Privé du Jourdain, le niveau de la mer Morte baisse de plus un mètre chaque année.

L’Inde risque d’être le pays le plus touché par le manque d’eau au cours de ce siècle. L’irrigation massive a permis de nourrir la population croissante. Et en cinquante ans, vingt et un millions de puits y ont été creusés. Mais dans de nombreuses régions du pays, il faut puiser l’eau de plus en plus profondément. Dans l’ouest de l’Inde, le tiers des puits a été abandonné. Les nappes d’eau souterraines s’assèchent. Ces immenses réservoirs recueilleront l’eau de la mousson pour recharger l’eau des nappes. Pendant la saison sèche, les femmes des villages les creusent à la main.

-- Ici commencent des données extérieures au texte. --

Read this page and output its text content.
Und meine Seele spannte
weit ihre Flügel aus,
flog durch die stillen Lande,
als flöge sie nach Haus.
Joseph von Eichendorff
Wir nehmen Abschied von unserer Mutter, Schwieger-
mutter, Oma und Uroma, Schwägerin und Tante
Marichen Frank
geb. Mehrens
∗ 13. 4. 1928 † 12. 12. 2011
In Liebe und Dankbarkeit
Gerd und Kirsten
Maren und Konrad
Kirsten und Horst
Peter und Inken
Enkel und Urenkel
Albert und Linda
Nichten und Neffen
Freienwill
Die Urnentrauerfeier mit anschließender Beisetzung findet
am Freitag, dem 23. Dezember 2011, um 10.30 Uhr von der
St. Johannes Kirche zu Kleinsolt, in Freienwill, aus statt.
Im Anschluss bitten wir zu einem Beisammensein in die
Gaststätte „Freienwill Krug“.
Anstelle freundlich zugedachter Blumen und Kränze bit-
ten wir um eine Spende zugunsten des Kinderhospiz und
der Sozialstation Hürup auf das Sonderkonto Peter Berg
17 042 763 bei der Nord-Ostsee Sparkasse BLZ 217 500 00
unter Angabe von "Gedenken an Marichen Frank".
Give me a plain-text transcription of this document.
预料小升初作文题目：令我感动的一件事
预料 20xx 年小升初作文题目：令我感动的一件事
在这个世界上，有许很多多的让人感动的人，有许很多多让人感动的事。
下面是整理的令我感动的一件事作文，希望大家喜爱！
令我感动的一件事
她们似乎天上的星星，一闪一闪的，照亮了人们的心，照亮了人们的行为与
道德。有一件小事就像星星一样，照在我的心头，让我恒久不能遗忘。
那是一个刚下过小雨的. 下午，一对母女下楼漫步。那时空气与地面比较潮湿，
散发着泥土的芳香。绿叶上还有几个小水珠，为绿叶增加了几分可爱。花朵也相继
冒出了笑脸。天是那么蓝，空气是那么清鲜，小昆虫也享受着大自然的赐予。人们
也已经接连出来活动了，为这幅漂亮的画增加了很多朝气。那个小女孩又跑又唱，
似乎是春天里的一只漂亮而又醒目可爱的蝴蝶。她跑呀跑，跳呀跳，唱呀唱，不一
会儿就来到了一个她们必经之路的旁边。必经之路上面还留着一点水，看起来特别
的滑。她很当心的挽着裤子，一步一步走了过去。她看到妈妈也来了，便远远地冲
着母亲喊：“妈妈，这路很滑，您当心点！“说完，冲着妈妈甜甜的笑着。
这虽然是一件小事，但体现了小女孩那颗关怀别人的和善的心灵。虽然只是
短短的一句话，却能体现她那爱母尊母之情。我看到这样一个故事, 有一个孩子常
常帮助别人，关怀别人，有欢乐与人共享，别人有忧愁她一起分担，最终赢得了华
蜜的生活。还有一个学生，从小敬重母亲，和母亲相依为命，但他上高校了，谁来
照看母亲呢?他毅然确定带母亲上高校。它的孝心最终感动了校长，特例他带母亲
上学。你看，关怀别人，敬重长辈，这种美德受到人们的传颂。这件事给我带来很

À des milliers de kilomètres, on dépense huit cent à mille litres d’eau par jour et par personne. Las Vegas a été créé en plein désert. Des millions de personnes y vivent, des milliers d’autres les rejoignent chaque mois. Les habitants de Las Vegas sont parmi les plus grands consommateurs d’eau au monde.

Palm Springs est une autre ville du désert. Avec sa végétation de pays humide et ses impeccables parcours de golf. Mais combien de temps ce mirage peut-il prospérer ? Combien de temps ? La Terre ne peut plus suivre ce rythme effréné. Le Colorado qui alimente ces villes est un de ces fleuves qui n’atteignent plus la mer. Le niveau des nappes de réserve aménagées sur son cours s’effondre.

Le manque d’eau pourrait toucher près de deux milliards de personnes dans le monde avant 2025. Les zones humides couvrent 6 % de la surface de la planète. Sous leurs eaux calmes se cache une véritable usine où plantes et microorganismes prennent le temps de filtrer l’eau et de digérer toutes les pollutions. Ces marais sont des milieux indispensables à la régénération de l’eau et à sa purification. Ce sont des éponges, qui régulent le flux des eaux. Ils l’absorbent à la saison humide et le restitue à la saison seiche. Dans notre course à la conquête des terres, nous les avons accaparés pour faire paître notre bétail. Pour l’agriculture, pour y construire nos maisons. Au siècle dernier, nous avons asséché la moitié des marais du monde. Nous ne connaissions ni leur richesse, ni leur rôle. Tout est vivant, tout est lié. L’eau, l’air, le sol, les arbres. Toute la magie du monde se déroule sous nos yeux.

Les arbres respirent et renvoient l’eau du sol en brume légère dans l’atmosphère. Ils forment un manteau qui atténue la violence des pluies. Ils apportent l’humidité nécessaire à toute vie. Les forêts stockent le carbone. Elles en contiennent davantage que toute l’atmosphère de la terre. Elles sont l’une des pierres angulaires de l’équilibre climatique dont nous dépendons tous. Les arbres des forêts primaires abritent les trois-quarts de la biodiversité de la planète. C’est-à-dire de tout ce qui vit sur terre.

Ces forêts apportent les remèdes qui nous guérissent. Les substances que secrètent ces plantes, notre corps peut les reconnaître. Nos cellules parlent le même langage. Nous sommes de la même famille. Mais en à peine quarante ans, la plus grande forêt de la planète, l’Amazonie a perdu un cinquième de sa surface.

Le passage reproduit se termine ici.